Our ancestors built for stability and use, and so their simple houses were excellent examples of architecture. Their spacious, uncrowded interiors were usually beautiful. Houses and furniture fulfilled their uses, and if an object fulfils its mission the chances are that it is beautiful.
It is all very well to plan our ideal house or apartment, our individual castle in Spain, but it isn’t necessary to live among intolerable furnishings just because we cannot realize our castle. There never was a house so bad that it couldn’t be made over into something worth while. We shall all be very much happier when we learn to transform the things we have into a semblance of our ideal.
How, then, may we go about accomplishing our ideal?
By letting it go!
By forgetting this vaguely pleasing dream, this evidence of our smug vanity, and making ourselves ready for a new ideal.

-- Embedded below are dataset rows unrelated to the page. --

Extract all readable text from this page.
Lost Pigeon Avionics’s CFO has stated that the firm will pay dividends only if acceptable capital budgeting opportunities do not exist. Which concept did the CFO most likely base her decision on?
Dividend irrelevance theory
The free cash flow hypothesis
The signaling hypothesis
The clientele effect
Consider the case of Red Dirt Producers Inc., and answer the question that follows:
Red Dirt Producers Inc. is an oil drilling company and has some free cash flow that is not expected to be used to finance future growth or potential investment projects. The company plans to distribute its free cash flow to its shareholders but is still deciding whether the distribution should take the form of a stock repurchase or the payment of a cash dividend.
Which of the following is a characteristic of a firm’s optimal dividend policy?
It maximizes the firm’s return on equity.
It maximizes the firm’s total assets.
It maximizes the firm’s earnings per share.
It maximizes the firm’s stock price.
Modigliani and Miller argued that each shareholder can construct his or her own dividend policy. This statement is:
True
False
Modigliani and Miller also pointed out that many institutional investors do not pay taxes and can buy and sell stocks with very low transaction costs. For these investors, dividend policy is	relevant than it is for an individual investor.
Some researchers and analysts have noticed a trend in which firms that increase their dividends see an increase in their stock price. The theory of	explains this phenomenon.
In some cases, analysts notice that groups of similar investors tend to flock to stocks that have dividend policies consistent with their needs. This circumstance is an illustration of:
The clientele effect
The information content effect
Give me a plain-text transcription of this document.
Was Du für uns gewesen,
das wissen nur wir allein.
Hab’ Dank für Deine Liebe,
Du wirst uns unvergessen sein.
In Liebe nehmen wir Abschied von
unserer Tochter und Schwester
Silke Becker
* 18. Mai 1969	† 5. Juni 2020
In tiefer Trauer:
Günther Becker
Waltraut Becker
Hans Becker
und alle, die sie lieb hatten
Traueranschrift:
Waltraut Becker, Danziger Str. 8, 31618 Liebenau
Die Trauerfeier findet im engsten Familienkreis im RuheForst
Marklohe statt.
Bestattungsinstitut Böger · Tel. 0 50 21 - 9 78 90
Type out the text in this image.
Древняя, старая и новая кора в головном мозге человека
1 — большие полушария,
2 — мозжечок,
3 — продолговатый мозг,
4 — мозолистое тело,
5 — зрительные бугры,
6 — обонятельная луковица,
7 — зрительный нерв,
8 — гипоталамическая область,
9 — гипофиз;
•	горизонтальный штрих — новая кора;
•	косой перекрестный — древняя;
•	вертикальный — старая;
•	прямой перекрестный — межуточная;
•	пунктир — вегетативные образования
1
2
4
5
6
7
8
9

By considering the body of material from which it is good sense to choose when we have a house to decorate.
By studying the development of the modern house, its romantic tradition and architectural history.
By taking upon ourselves the duty of self-taught lessons of sincerity and common sense, and suitability.
By learning what is meant by color and form and line, harmony and contrast and proportion.
When we are on familiar terms with our tools, and feel our vague ideas clearing into definite inspiration, then we are ready to talk about ideals. We are fit to approach the full art of home-making.